I am pleased that the Federal Maritime Commission has voted unanimously to accept a petition filed by the Lake Carrier Association (LCA).  The petition alleges that ballast water regulations proposed by the government of Canada will discriminate against U.S.-flagged vessels.  The Commission’s action authorizes an investigation to gather information and to take public comment.

I remain committed to consider all views, all information and comment during the investigatory phase of this action.

However, as a preliminary perspective, I am concerned that the Canadian regulatory proposal implements requirements that were not envisioned as a primary focus of the IMO International Convention for the Control and Management of Ships’ Ballast Water and Sediments. The IMO treaty is intended to address the introduction of non-native aquatic species.

The proposed Canadian regulation appears to go further than provisions regulating ballast water discharges into Canadian waters and would require U.S.-flagged Laker vessels to install a ballast water management system (BWMS) to treat ballast water even if they only load, and do not discharge,  ballast water in Canadian waters. I understand that U.S.-flagged Laker carriers are willing to abide by Canadian regulations requiring a BWMS if they discharge their ballast water into Canadian waters. Seemingly, the Canadian regulatory proposal requiring vessels that only load ballast water to install a BWMS would have no impact on the introduction of non-native aquatic species into Canadian waters.  Additionally, the actions of potentially restricting the upload of ballast water if a vessel does not have a BWMS could impact the navigational stability and safety of U.S.-flagged vessels.

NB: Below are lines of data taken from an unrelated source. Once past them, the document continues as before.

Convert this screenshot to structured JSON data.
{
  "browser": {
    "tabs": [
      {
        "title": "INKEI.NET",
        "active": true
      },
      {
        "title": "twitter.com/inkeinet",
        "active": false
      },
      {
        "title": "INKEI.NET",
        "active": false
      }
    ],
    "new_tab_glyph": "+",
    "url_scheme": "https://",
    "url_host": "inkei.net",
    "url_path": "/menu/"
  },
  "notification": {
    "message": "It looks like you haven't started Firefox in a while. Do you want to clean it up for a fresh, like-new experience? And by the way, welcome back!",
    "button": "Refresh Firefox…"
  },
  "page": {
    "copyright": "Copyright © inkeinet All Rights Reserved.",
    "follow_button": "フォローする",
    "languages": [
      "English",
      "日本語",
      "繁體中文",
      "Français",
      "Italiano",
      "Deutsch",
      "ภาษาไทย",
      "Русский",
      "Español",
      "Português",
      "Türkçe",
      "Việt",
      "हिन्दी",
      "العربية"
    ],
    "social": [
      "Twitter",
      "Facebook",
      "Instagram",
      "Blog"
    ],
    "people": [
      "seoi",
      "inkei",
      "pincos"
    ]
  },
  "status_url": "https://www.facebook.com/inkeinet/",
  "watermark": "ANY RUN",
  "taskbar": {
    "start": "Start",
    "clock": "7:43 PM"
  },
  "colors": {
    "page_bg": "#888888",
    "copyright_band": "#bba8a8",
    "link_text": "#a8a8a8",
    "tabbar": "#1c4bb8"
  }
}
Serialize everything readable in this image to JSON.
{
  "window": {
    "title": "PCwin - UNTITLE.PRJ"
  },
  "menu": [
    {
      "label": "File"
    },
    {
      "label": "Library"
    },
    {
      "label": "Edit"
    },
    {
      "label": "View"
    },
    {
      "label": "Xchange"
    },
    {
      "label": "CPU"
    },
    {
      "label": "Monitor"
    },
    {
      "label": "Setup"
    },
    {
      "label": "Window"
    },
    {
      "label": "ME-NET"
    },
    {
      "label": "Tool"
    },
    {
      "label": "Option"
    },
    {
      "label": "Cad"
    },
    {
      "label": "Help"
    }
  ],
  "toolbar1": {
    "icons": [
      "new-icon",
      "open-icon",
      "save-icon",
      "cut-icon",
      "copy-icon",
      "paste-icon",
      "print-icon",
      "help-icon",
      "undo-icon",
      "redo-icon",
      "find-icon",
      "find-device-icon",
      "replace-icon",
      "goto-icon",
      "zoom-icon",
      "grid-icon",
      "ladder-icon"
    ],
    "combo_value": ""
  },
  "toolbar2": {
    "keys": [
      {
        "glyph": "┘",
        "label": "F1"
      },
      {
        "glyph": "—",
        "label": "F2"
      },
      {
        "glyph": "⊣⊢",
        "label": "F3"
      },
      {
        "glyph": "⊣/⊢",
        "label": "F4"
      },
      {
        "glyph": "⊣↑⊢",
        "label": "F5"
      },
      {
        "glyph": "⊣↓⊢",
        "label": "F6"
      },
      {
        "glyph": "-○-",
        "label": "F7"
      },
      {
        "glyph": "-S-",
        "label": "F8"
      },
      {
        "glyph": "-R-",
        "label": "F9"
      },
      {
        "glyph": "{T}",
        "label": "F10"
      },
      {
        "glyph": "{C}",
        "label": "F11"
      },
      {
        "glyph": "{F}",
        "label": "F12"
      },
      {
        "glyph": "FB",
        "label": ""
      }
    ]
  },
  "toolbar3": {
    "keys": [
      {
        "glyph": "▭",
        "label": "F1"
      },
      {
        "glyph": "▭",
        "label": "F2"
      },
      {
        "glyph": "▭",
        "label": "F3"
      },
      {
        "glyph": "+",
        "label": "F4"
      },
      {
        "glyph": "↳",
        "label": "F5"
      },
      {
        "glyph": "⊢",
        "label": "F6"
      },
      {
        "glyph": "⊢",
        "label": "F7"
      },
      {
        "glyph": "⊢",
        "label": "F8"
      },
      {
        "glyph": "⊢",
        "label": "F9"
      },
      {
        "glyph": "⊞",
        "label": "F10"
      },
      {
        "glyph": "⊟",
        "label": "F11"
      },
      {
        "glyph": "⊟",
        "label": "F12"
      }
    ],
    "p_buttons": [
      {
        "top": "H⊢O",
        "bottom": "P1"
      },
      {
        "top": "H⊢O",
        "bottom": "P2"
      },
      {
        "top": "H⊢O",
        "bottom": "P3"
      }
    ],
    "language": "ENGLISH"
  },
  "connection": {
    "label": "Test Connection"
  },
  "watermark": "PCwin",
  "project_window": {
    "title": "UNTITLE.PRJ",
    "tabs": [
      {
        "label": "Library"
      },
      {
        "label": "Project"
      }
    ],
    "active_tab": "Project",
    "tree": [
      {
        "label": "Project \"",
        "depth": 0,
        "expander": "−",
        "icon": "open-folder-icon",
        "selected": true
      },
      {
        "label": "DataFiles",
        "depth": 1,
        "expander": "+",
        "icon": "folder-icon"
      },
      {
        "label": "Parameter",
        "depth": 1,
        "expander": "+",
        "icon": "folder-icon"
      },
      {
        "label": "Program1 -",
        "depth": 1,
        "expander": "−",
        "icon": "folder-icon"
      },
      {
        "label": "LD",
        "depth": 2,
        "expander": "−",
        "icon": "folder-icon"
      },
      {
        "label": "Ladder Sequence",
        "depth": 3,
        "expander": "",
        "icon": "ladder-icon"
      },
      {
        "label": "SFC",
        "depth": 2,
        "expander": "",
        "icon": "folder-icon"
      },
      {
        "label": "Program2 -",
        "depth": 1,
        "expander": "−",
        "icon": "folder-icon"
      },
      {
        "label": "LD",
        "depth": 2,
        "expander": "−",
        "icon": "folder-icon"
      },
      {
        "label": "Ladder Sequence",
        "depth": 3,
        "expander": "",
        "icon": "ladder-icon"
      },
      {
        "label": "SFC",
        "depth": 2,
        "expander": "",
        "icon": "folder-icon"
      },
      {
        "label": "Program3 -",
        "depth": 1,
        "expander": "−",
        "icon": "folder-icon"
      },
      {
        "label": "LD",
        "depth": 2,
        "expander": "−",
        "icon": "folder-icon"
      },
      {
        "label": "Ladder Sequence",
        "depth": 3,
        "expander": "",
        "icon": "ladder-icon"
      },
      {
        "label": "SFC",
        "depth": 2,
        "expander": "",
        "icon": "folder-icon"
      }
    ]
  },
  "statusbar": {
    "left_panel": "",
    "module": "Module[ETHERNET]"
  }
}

Finally, I remain interested in hearing the environmental need for regulating ballast water discharges from vessels operating solely within the confines of the Great Lakes trade. Great Lakes vessels, operating since navigation began on the Great Lakes, have uploaded and discharged ballast in both U.S. and Canadian waters.  From my perspective, it would seem that the Great Lakes ecosystem is relatively uniform and for the most part that aquatic species in both U.S. and Canadian waters would be native to the Great Lakes.

Carl W. Bentzel is a Commissioner with the U.S. Federal Maritime Commission. The thoughts and comments expressed here are his own and do not necessarily represent the position of the Commission.